Another good comment on an earlier post:

So there are vast numbers of broken processes in government – processes that have been broken for years because of bad thinking, poor design, terrible IT delivery, an over-reliance on paper, overly complex legislation, too much tinkering at the edges without structural reform and so on.

Why are we even entertaining throwing good money after bad with all this egov nonsense?

Rather than building crap websites that front crap everything, why don’t we give the budget to more needy causes and tell the geeks in suits to go dive dive in the lake?

Why indeed. A good question with no simple answer. When I used to do chalk and talk sessions on e-government (before I figured out powerpoint), I’d often start by drawing a line on the whiteboard from one side to the other. I’d announce that this was the scum line – I’m not sure it was me that came up with that description, it might have been SimonF. I’d then draw government silos underneath the line, and citizens interacting through the web cloud above the line.

Government thinks that it’s on the clean side of the scum line and that the line is there to keep everything grubby out. Citizens think that they’re all clean and shiny and the real mess is on the other side of the line, in government.

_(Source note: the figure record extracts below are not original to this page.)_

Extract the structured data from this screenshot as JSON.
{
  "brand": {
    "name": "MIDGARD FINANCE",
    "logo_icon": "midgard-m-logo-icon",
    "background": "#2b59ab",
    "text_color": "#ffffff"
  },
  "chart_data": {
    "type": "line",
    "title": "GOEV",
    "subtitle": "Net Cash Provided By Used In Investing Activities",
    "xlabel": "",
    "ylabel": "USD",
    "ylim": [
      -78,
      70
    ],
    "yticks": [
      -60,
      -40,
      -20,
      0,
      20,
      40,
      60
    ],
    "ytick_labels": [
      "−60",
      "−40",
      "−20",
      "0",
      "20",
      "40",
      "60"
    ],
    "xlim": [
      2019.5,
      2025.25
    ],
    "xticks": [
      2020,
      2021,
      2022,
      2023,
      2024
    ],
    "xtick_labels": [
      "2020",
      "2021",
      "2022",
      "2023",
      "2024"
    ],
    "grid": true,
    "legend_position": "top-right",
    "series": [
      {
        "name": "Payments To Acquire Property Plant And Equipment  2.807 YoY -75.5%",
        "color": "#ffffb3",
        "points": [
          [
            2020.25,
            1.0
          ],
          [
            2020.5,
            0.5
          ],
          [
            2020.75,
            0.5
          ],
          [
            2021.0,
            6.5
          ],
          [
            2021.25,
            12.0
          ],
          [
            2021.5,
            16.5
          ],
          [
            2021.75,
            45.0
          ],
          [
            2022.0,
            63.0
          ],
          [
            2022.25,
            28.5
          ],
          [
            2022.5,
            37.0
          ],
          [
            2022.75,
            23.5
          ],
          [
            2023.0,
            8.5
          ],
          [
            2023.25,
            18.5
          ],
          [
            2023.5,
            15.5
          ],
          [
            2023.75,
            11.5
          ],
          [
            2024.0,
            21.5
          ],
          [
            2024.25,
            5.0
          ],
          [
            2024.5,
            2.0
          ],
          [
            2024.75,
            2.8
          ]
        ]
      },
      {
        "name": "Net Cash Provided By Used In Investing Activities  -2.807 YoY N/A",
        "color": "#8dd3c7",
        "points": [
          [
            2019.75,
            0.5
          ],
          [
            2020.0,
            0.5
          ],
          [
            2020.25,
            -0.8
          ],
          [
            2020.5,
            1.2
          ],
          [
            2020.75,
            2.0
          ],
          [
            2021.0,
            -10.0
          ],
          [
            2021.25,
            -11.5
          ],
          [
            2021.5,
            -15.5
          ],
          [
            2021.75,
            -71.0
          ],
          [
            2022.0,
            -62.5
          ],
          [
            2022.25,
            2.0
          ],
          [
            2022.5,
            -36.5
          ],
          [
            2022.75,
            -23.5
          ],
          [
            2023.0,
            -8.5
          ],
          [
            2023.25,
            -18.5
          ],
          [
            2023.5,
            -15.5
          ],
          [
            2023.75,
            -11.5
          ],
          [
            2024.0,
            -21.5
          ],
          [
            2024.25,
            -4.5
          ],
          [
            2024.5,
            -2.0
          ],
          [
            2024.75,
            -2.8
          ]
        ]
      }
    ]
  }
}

The trick is to make both sides see the mess and then figure out how to clean it up – data and process, process and data, both sides of the line.

My original pitch for e-government in the UK was that a few, well designed sites and services would buy the departments time to sort out their backends. There was no way to drive e-government bottom up – that is, no time to clean up the back ends and join things up sensibly and strategically. But, some artful front end services could create the illusion of a joined up government and whilst the illlusion was being maintained, departments could update their 20 year old systems, their even older processes (after all, much of the computerisation of the 80s simply automated whatever process was already in place – paving the cowpath they call it now I think), and clean up their data (and, if we were lucky, the process of registering online and using services would give us up to date information and data a piece at a time, because if people tried to use services and found they couldn’t, they might make a call and sort out the data discrepancy, e.g. an old address or whatever).

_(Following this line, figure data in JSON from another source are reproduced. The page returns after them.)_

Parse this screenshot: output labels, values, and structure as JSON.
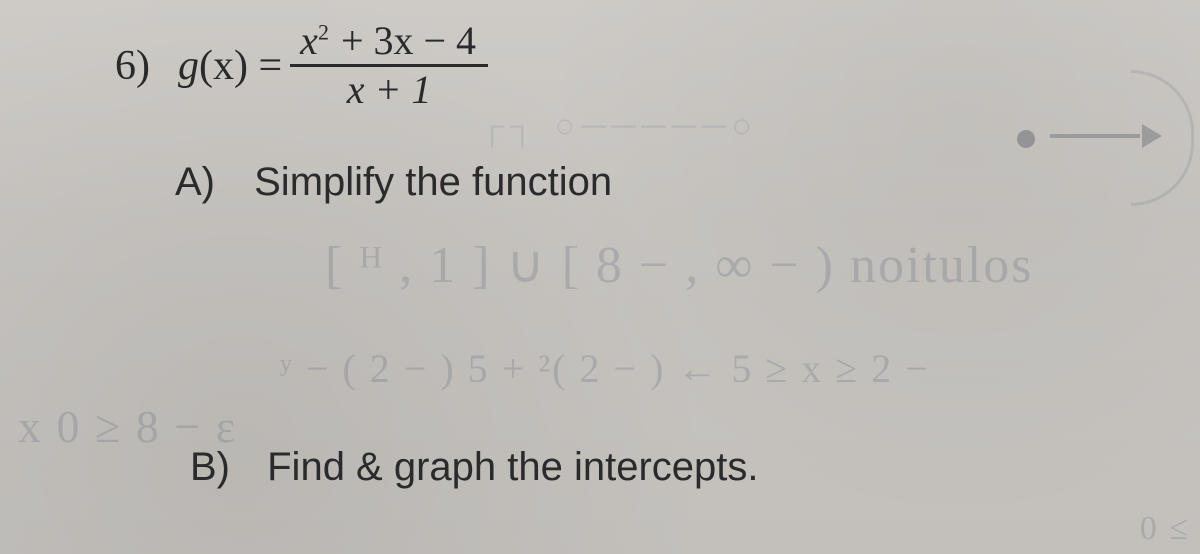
{
  "background_color": "#cac7c4",
  "text_color": "#2a2a2a",
  "ghost_color": "rgba(70,80,100,0.20)",
  "problem": {
    "number": "6)",
    "func_lhs_g": "g",
    "func_lhs_x": "(x) =",
    "numerator_x": "x",
    "numerator_sq": "2",
    "numerator_rest": " + 3x − 4",
    "denominator": "x + 1"
  },
  "partA": {
    "label": "A)",
    "text": "Simplify the function"
  },
  "partB": {
    "label": "B)",
    "text": "Find & graph the intercepts."
  },
  "ghost": {
    "line1": "[ ᴴ , 1 ] ∪ [ 8 − , ∞ − )  noitulos",
    "line2": "ʸ − ( 2 − ) 5 + ²( 2 − )  ←  5  ≥  x ≥  2 −",
    "line3": "x  0 ≥ 8 −   ɛ",
    "line4": "0 ≤",
    "topband": "┌┐  ○─────○"
  },
  "fonts": {
    "serif": "Georgia, 'Times New Roman', serif",
    "sans": "'Segoe UI', Arial, sans-serif",
    "script": "'Comic Sans MS','Segoe Script',cursive"
  }
}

That was a pretty snappy plan at the beginning – in March 2000 or so when it was hatched. But it hasn’t worked out that way. Funding has gone, in capital terms, to sexy new projects and maintenance costs for back ends have continued to rise.

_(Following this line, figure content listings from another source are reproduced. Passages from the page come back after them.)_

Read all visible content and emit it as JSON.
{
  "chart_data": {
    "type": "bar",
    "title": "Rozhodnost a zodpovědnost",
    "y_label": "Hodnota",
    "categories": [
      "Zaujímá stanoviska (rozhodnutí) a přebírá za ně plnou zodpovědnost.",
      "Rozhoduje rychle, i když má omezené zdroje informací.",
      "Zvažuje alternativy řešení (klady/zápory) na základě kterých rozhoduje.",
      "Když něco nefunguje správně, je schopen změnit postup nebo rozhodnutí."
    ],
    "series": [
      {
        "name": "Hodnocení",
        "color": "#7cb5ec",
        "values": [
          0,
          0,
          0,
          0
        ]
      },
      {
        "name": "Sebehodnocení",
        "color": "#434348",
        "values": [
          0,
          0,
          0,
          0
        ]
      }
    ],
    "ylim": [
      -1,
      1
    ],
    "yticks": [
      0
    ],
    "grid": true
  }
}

The eGU is hanging its hat now on the prospect of holding back 10% of the £14 billion spent on government IT each year and redirecting that to new services that are shared across departments. If it were me, I’d impose a legislative freeze for 2 years – no new taxes, no changes that weren’t table changes, no new tax credits, no changes to benefits administration and I’d use that time to race to create new business units that were charged with running things from the ground up in a new way. Then I’d migrate people in chunks from the old world to the new world. Sounds simple, fraught with problems and risks though, and unlikely anyone would buy it. That said, I don’t see a queue of other ideas that could achieve the same result.

2 thoughts on “Can’t stop this thing we’ve started

  1. This post reminds me of a comment I once heard from a (rather rueful) UK banker. He said: \”Banks cling fondly to the notion that they have a \’relationship\’ with the retail client. The client, on the other hand, perceives it as a sequence of unwanted and largely irksome transactions.\”For all the talk of \’citizen as stakeholder\’, I rather think that\’s how most of them view their interactions with the public sector.

  2. Now that John Suffolk has sorted out IT in the Home Office, and left a big queer smile on John Reid\’s face, let\’s see him rip into this bigger government challenge and sort it aht.Where you betting your smart money Alan? Above or below the scum line?